Question

If $S = \left\{ {1,2,3,....,20} \right\}$ is to be partitioned into four sets A, B, C and D of equal size. The number of ways it can be done, is equal to?
$\eqalign{
  & 1)\dfrac{{20!}}{{\left( {4! \times 5!} \right)}} \cr
  & 2)\dfrac{{20!}}{{{4^5}}} \cr
  & 3)\dfrac{{20!}}{{{{\left( {5!} \right)}^4}}} \cr
  & 4)\dfrac{{20!}}{{{{\left( {4!} \right)}^5}}} \cr} $

Answer 1

Hint: In the given question, there is a set with numbers from $1$ to $20$. This given set has to be partitioned into $4$ other sets and they must have equal terms. Therefore, we understand that there are going to be $5$ numbers in each set. Now, to figure the number of ways to do it, we are going to use combinations since it is only to determine the number of ways and no particular order is given.
The formula for combination is as follows:
$^n{C_r} = \dfrac{{n!}}{{r!\left( {n - r} \right)!}}$
Where,
$n$is the total number of items in the set
$r$ is the number of the items that are selected from the set

Complete step-by-step answer:
The given set is, $S = \left\{ {1,2,3,....,20} \right\}$
The given set consists of $20$ items.
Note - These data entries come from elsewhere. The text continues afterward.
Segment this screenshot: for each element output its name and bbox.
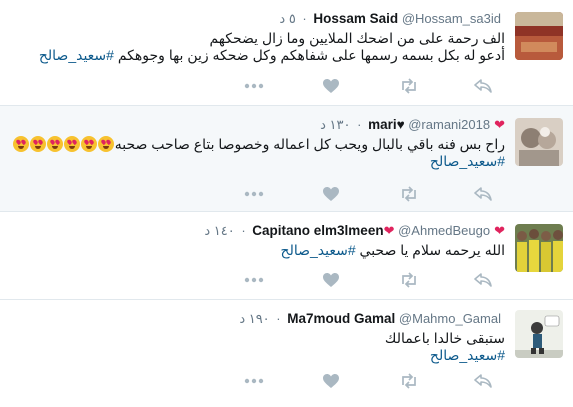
hashtag-link[interactable]: #سعيد_صالح [430, 347, 505, 363]
reply-icon[interactable] [474, 272, 496, 290]
tweet-header: Hossam Said @Hossam_sa3id · ٥ د [279, 10, 505, 28]
tweet-text-part: أدعو له بكل بسمه رسمها على شفاهكم وكل ضح… [117, 47, 505, 63]
tweet-text: الله يرحمه سلام يا صحبي #سعيد_صالح [25, 242, 505, 259]
tweet-text-part: الله يرحمه سلام يا صحبي [359, 242, 505, 258]
display-name[interactable]: mari [368, 117, 397, 132]
heart-icon[interactable] [322, 186, 344, 204]
heart-emoji: ❤ [383, 223, 395, 238]
user-handle[interactable]: @Mahmo_Gamal [399, 311, 501, 326]
heart-icon[interactable] [322, 272, 344, 290]
tweet[interactable]: ❤ mari♥ @ramani2018 · ١٣٠ د راح بس فنه با… [0, 106, 573, 212]
display-name[interactable]: Capitano elm3lmeen [252, 223, 383, 238]
user-handle[interactable]: @ramani2018 [408, 117, 490, 132]
hashtag-link[interactable]: #سعيد_صالح [39, 47, 114, 63]
tweet-text: راح بس فنه باقي بالبال ويحب كل اعماله وخ… [12, 136, 505, 170]
retweet-icon[interactable] [399, 373, 421, 391]
timestamp[interactable]: ١٩٠ د [239, 311, 269, 326]
tweet-text-line: #سعيد_صالح [25, 153, 505, 170]
heart-emoji: ❤ [494, 117, 505, 132]
avatar[interactable] [515, 118, 563, 166]
heart-icon[interactable] [322, 373, 344, 391]
tweet-text-line: أدعو له بكل بسمه رسمها على شفاهكم وكل ضح… [25, 47, 505, 64]
retweet-icon[interactable] [399, 78, 421, 96]
heart-symbol: ♥ [396, 117, 405, 132]
tweet-actions [244, 186, 500, 204]
heart-eyes-emoji-icon [12, 136, 115, 153]
tweet[interactable]: Ma7moud Gamal @Mahmo_Gamal · ١٩٠ د ستبقى… [0, 300, 573, 407]
more-icon[interactable] [244, 78, 266, 96]
tweet-text-line: الف رحمة على من اضحك الملايين وما زال يض… [209, 30, 505, 46]
tweet-header: ❤Capitano elm3lmeen❤ @AhmedBeugo · ١٤٠ د [204, 222, 505, 240]
tweet-header: ❤ mari♥ @ramani2018 · ١٣٠ د [320, 116, 505, 134]
tweet[interactable]: Hossam Said @Hossam_sa3id · ٥ د الف رحمة… [0, 0, 573, 106]
avatar[interactable] [515, 12, 563, 60]
separator-dot: · [241, 223, 246, 238]
hashtag-link[interactable]: #سعيد_صالح [281, 242, 356, 258]
tweet[interactable]: ❤Capitano elm3lmeen❤ @AhmedBeugo · ١٤٠ د… [0, 212, 573, 300]
tweet-text-line: راح بس فنه باقي بالبال ويحب كل اعماله وخ… [12, 136, 505, 153]
user-handle[interactable]: @AhmedBeugo [398, 223, 490, 238]
retweet-icon[interactable] [399, 272, 421, 290]
tweet-text-line: #سعيد_صالح [25, 347, 505, 364]
tweet-text-line: ستبقى خالدا باعمالك [384, 330, 505, 346]
display-name[interactable]: Hossam Said [313, 11, 398, 26]
reply-icon[interactable] [474, 186, 496, 204]
avatar[interactable] [515, 224, 563, 272]
display-name[interactable]: Ma7moud Gamal [287, 311, 395, 326]
more-icon[interactable] [244, 373, 266, 391]
timestamp[interactable]: ١٣٠ د [320, 117, 350, 132]
tweet-actions [244, 272, 500, 290]
separator-dot: · [302, 11, 307, 26]
retweet-icon[interactable] [399, 186, 421, 204]
tweet-text: الف رحمة على من اضحك الملايين وما زال يض… [25, 30, 505, 64]
timestamp[interactable]: ١٤٠ د [204, 223, 234, 238]
heart-emoji: ❤ [494, 223, 505, 238]
tweet-text-line: الله يرحمه سلام يا صحبي #سعيد_صالح [25, 242, 505, 259]
reply-icon[interactable] [474, 78, 496, 96]
hashtag-link[interactable]: #سعيد_صالح [430, 153, 505, 169]
separator-dot: · [357, 117, 362, 132]
user-handle[interactable]: @Hossam_sa3id [402, 11, 501, 26]
heart-icon[interactable] [322, 78, 344, 96]
more-icon[interactable] [244, 272, 266, 290]
tweet-text-part: راح بس فنه باقي بالبال ويحب كل اعماله وخ… [114, 136, 505, 152]
reply-icon[interactable] [474, 373, 496, 391]
tweet-text: ستبقى خالدا باعمالك #سعيد_صالح [25, 330, 505, 364]
separator-dot: · [276, 311, 281, 326]
timestamp[interactable]: ٥ د [279, 11, 295, 26]
avatar[interactable] [515, 310, 563, 358]
tweet-actions [244, 373, 500, 391]
tweet-feed: Hossam Said @Hossam_sa3id · ٥ د الف رحمة… [0, 0, 573, 407]
more-icon[interactable] [244, 186, 266, 204]
tweet-header: Ma7moud Gamal @Mahmo_Gamal · ١٩٠ د [239, 310, 505, 328]
tweet-actions [244, 78, 500, 96]
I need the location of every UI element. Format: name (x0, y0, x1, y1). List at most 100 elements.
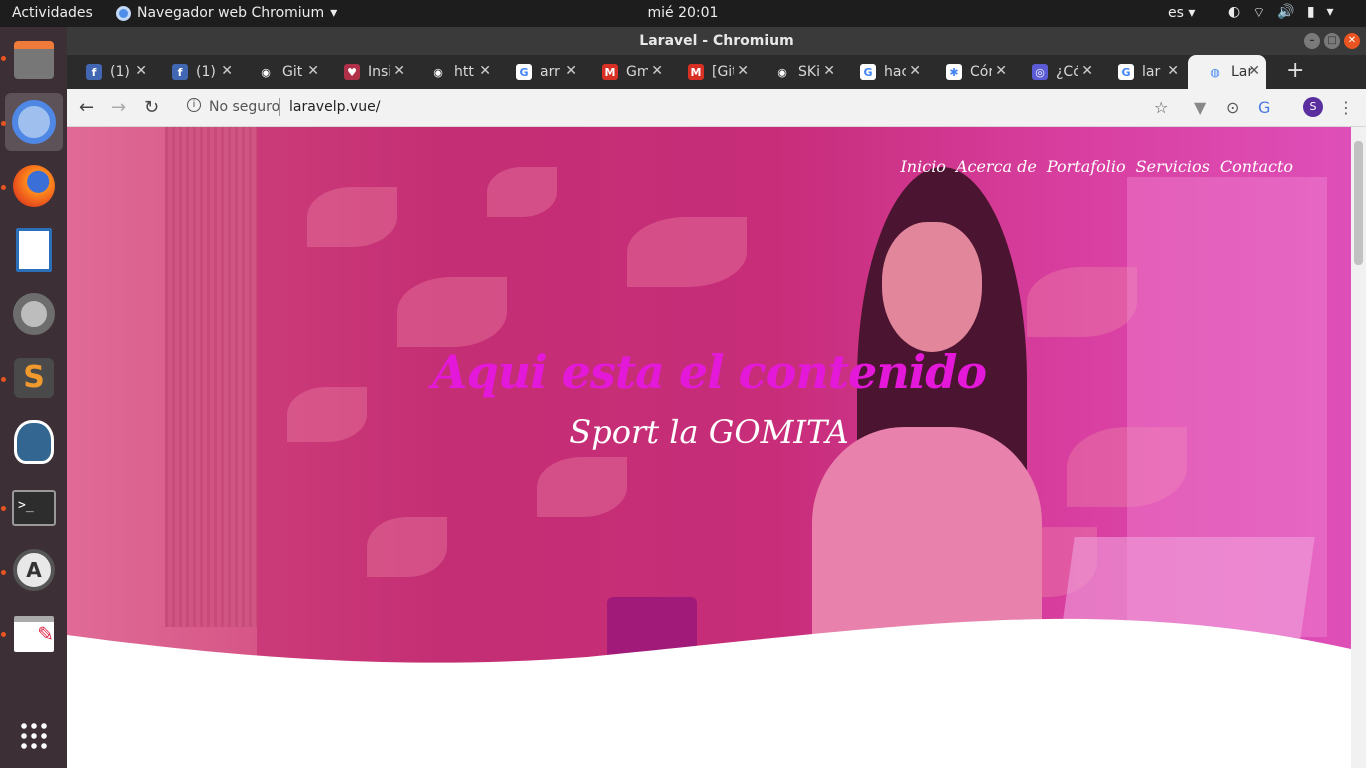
running-indicator (1, 632, 6, 637)
tab-favicon-icon: ◉ (430, 64, 446, 80)
dock-sublime[interactable]: S (5, 349, 63, 407)
tab[interactable]: ◎ ¿Có ✕ (1013, 55, 1099, 89)
tab-close-icon[interactable]: ✕ (393, 63, 405, 79)
tab-close-icon[interactable]: ✕ (479, 63, 491, 79)
chevron-down-icon: ▾ (1326, 4, 1334, 20)
running-indicator (1, 377, 6, 382)
nav-link-portafolio[interactable]: Portafolio (1047, 157, 1126, 176)
tab[interactable]: Glar ✕ (1099, 55, 1185, 89)
tab-title: htt (454, 64, 474, 80)
sublime-icon: S (14, 358, 54, 398)
tab-close-icon[interactable]: ✕ (307, 63, 319, 79)
tab-close-icon[interactable]: ✕ (565, 63, 577, 79)
woman-face (882, 222, 982, 352)
close-button[interactable]: ✕ (1344, 33, 1360, 49)
running-indicator (1, 121, 6, 126)
chromium-small-icon (116, 5, 131, 21)
extension-icon[interactable]: ⊙ (1226, 98, 1239, 117)
tab-close-icon[interactable]: ✕ (909, 63, 921, 79)
tab-favicon-icon: ✱ (946, 64, 962, 80)
hero-headline: Aqui esta el contenido (431, 345, 987, 399)
browser-window: Laravel - Chromium – □ ✕ f (1) ✕ f (1) ✕ ◉ Git ✕… (67, 27, 1366, 768)
dock-postgres[interactable] (5, 413, 63, 471)
minimize-button[interactable]: – (1304, 33, 1320, 49)
plant-leaf (537, 457, 627, 517)
dock-settings[interactable] (5, 285, 63, 343)
firefox-icon (13, 165, 55, 207)
system-top-bar: Actividades Navegador web Chromium ▾ mié… (0, 0, 1366, 27)
window-titlebar[interactable]: Laravel - Chromium – □ ✕ (67, 27, 1366, 55)
tab-title: hac (884, 64, 906, 80)
tab-active[interactable]: ◍ Lar ✕ (1188, 55, 1266, 89)
tab-favicon-icon: f (86, 64, 102, 80)
page-scrollbar[interactable] (1351, 127, 1366, 768)
tab-favicon-icon: ◉ (774, 64, 790, 80)
system-tray[interactable]: ◐ ⌔ 🔊 ▮ ▾ (1228, 4, 1334, 22)
reload-button[interactable]: ↻ (144, 97, 159, 118)
settings-icon (13, 293, 55, 335)
tab[interactable]: ◉ SKi ✕ (755, 55, 841, 89)
info-icon[interactable]: i (187, 98, 201, 112)
dock-software-updater[interactable]: A (5, 541, 63, 599)
menu-icon[interactable]: ⋮ (1338, 98, 1354, 117)
tab[interactable]: ✱ Cór ✕ (927, 55, 1013, 89)
tab-close-icon[interactable]: ✕ (823, 63, 835, 79)
nav-link-contacto[interactable]: Contacto (1220, 157, 1293, 176)
tab[interactable]: ◉ htt ✕ (411, 55, 497, 89)
dock-terminal[interactable]: >_ (5, 479, 63, 537)
dock-writer[interactable] (5, 221, 63, 279)
back-button[interactable]: ← (79, 97, 94, 118)
dock-firefox[interactable] (5, 157, 63, 215)
tab-close-icon[interactable]: ✕ (737, 63, 749, 79)
software-updater-icon: A (13, 549, 55, 591)
plant-leaf (1027, 267, 1137, 337)
apps-grid-icon (19, 721, 49, 751)
tab-close-icon[interactable]: ✕ (135, 63, 147, 79)
chromium-icon (12, 100, 56, 144)
tab-close-icon[interactable]: ✕ (1167, 63, 1179, 79)
show-applications[interactable] (5, 707, 63, 765)
dock-text-editor[interactable]: ✎ (5, 605, 63, 663)
activities-button[interactable]: Actividades (12, 5, 93, 21)
tab[interactable]: M Gm ✕ (583, 55, 669, 89)
tab-favicon-icon: G (860, 64, 876, 80)
maximize-button[interactable]: □ (1324, 33, 1340, 49)
dock-chromium[interactable] (5, 93, 63, 151)
dock-files[interactable] (5, 31, 63, 89)
tab[interactable]: ◉ Git ✕ (239, 55, 325, 89)
language-label: es (1168, 5, 1184, 21)
security-label: No seguro (209, 99, 281, 115)
bookmark-star-icon[interactable]: ☆ (1154, 98, 1168, 117)
dock: S >_ A ✎ (0, 27, 67, 768)
forward-button[interactable]: → (111, 97, 126, 118)
nav-link-servicios[interactable]: Servicios (1136, 157, 1210, 176)
tab[interactable]: Ghac ✕ (841, 55, 927, 89)
tab-favicon-icon: ◉ (258, 64, 274, 80)
tab-favicon-icon: M (688, 64, 704, 80)
scrollbar-thumb[interactable] (1354, 141, 1363, 265)
tab[interactable]: ♥ Insi ✕ (325, 55, 411, 89)
tab-close-icon[interactable]: ✕ (1248, 63, 1260, 79)
vue-devtools-icon[interactable]: ▼ (1194, 98, 1206, 117)
app-menu[interactable]: Navegador web Chromium ▾ (116, 5, 337, 21)
tab[interactable]: Garr ✕ (497, 55, 583, 89)
tab[interactable]: M [Git✕ (669, 55, 755, 89)
nav-link-inicio[interactable]: Inicio (900, 157, 945, 176)
text-editor-icon: ✎ (14, 616, 54, 652)
tab-close-icon[interactable]: ✕ (1081, 63, 1093, 79)
terminal-icon: >_ (12, 490, 56, 526)
language-indicator[interactable]: es ▾ (1168, 5, 1195, 21)
nav-link-acerca-de[interactable]: Acerca de (956, 157, 1037, 176)
profile-avatar[interactable]: S (1303, 97, 1323, 117)
new-tab-button[interactable]: + (1286, 60, 1304, 82)
clock[interactable]: mié 20:01 (648, 5, 719, 21)
tab-close-icon[interactable]: ✕ (221, 63, 233, 79)
tab[interactable]: f (1) ✕ (153, 55, 239, 89)
translate-icon[interactable]: G (1258, 98, 1270, 117)
address-bar[interactable]: i No seguro laravelp.vue/ (175, 93, 1185, 123)
tab-title: [Git (712, 64, 734, 80)
tab[interactable]: f (1) ✕ (67, 55, 153, 89)
tab-close-icon[interactable]: ✕ (995, 63, 1007, 79)
window-title: Laravel - Chromium (639, 33, 794, 49)
tab-close-icon[interactable]: ✕ (651, 63, 663, 79)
So, in order to put them into $4$ different sets with equal size, we will place $5$ items in each set.
Using the above-mentioned formula, we can determine the number of ways in which we can partition it equally.
That is, ${ = ^{20}}{C_5}{ \times ^{15}}{C_5}{ \times ^{10}}{C_5}{ \times ^5}{C_5}$
Here, the total number of items for each set will always remain $5$
But the number of items we need to choose will keep decreasing by $5$ as we choose $5$ from each of the given sets.
Therefore,
$ = \dfrac{{20!}}{{\left( {20 - 5} \right)! \times 5!}} \times \dfrac{{15!}}{{\left( {15 - 5} \right)! \times 5!}} \times \dfrac{{10!}}{{\left( {10 - 5} \right)! \times 5!}} \times \dfrac{{5!}}{{5!}}$
Now, by further simplification,
$ = \dfrac{{20!}}{{15! \times 5!}} \times \dfrac{{15!}}{{10! \times 5!}} \times \dfrac{{10!}}{{5! \times 5!}} \times 1$
In the above expression, only $10!$and $15!$cancel out.
Therefore, we will be left with $\dfrac{{20!}}{{{{\left( {5!} \right)}^4}}}$which is the final answer.
Hence, option (3) is the correct answer.
So, the correct answer is “Option 3”.

Note: The given question asks for the number of ways so, choose Combination. The options are in terms of factorials, so we need not find out the values of them. Note that, we cannot cancel out the factorials unless they are equal, we cannot use normal division to simplify them.